Reform the PA to be strong, not to be a democracy
It is time to finish the deal — and stop losing time barking up the wrong tree on it.
The West has in fact been barking up the wrong tree on how the Palestinian Authority must be reformed. What we need from the PA is to be stable and strong enough to govern. Not for it to be a good democracy, or any freer of corruption that the other regimes in the Arab world.
Democracy is not the precondition for peace and stability. Just the opposite in the Arab space around Israel: peace with Israel is the precondition for democracy to work even half-well there.
Without peace first, democracy in the neighboring countries would only further empower their anti-Israel militants. Democracy first would just be a further obstacle to the PA moderating its ideology more consistently. Without peace, the PA is caught between two stools – between the peacemaking stool Abbas sometimes sits on, on the one side, and the rejectionist stool of the militants, nationalist and Islamist alike, that he often goes over to and sits with on the other side. The stool that wins in an open vote is the extremist one.
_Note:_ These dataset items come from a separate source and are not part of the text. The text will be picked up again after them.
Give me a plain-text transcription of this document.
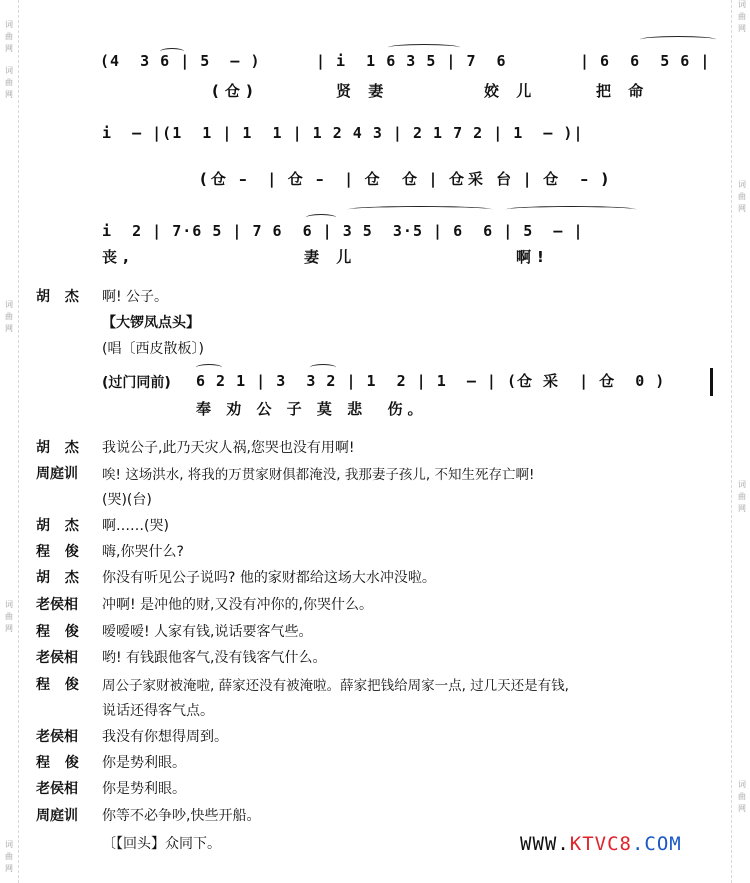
词
曲
网
词
曲
网
词
曲
网
词
曲
网
词
曲
网
词
曲
网
词
曲
网
词
曲
网
词
曲
网
(4  3 6 | 5  – )	| i  1 6 3 5 | 7  6	| 6  6  5 6 |
(仓)	贤 妻	姣 儿	把 命
i  – |(1  1 | 1  1 | 1 2 4 3 | 2 1 7 2 | 1  – )|
(仓 –  | 仓 –  | 仓  仓 | 仓采 台 | 仓  – )
i  2 | 7·6 5 | 7 6  6 | 3 5  3·5 | 6  6 | 5  – |
丧,	妻 儿	啊!
胡 杰	啊! 公子。
【大锣凤点头】
(唱〔西皮散板〕)
(过门同前) 6 2 1 | 3  3 2 | 1  2 | 1  – | (仓 采  | 仓  0 )
奉 劝 公 子 莫 悲  伤。
胡 杰	我说公子,此乃天灾人祸,您哭也没有用啊!
周庭训	唉! 这场洪水, 将我的万贯家财俱都淹没, 我那妻子孩儿, 不知生死存亡啊!
(哭)(台)
胡 杰	啊……(哭)
程 俊	嗨,你哭什么?
胡 杰	你没有听见公子说吗? 他的家财都给这场大水冲没啦。
老侯相	冲啊! 是冲他的财,又没有冲你的,你哭什么。
程 俊	嗳嗳嗳! 人家有钱,说话要客气些。
老侯相	哟! 有钱跟他客气,没有钱客气什么。
程 俊	周公子家财被淹啦, 薛家还没有被淹啦。薛家把钱给周家一点, 过几天还是有钱,
说话还得客气点。
老侯相	我没有你想得周到。
程 俊	你是势利眼。
老侯相	你是势利眼。
周庭训	你等不必争吵,快些开船。
〔【回头】众同下。	WWW.KTVC8.COM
The way to create conditions for changing that is: to further weaken the regional strength of rejectionism. There has been a lot of progress in that in dealing with the neighboring Arab regimes. The crux of it today is the need to end the Islamist regime in Iran. Fortunately, Iran is the one Islamic country in the region where something half-way to Western-style democracy might actually work. The Palestinian area is not such an area.
If Netanyahu wants to demand some reforms in the PA as a condition for peace, they should be reforms that will make the PA stronger and more effective in governing, not reforms aimed at satisfying American ideological rhetoric. He could add reforms that move it along more seriously in practice toward eliminating the anti-Semitic, anti-Israel ideology from its texts and speeches.
If Netanyahu wants to propose a further quid pro quo to Trump for ending the war in Gaza and moving toward a two-state solution, it should not be a quid in Gaza or the West Bank, but to stop preventing Israel from destroying the Islamist regime in Iran and seeing to a decent replacement for it.
But he should not demand any deal-breakers. The deal he has been offered is on balance a good one. He needs to see it through, here and now.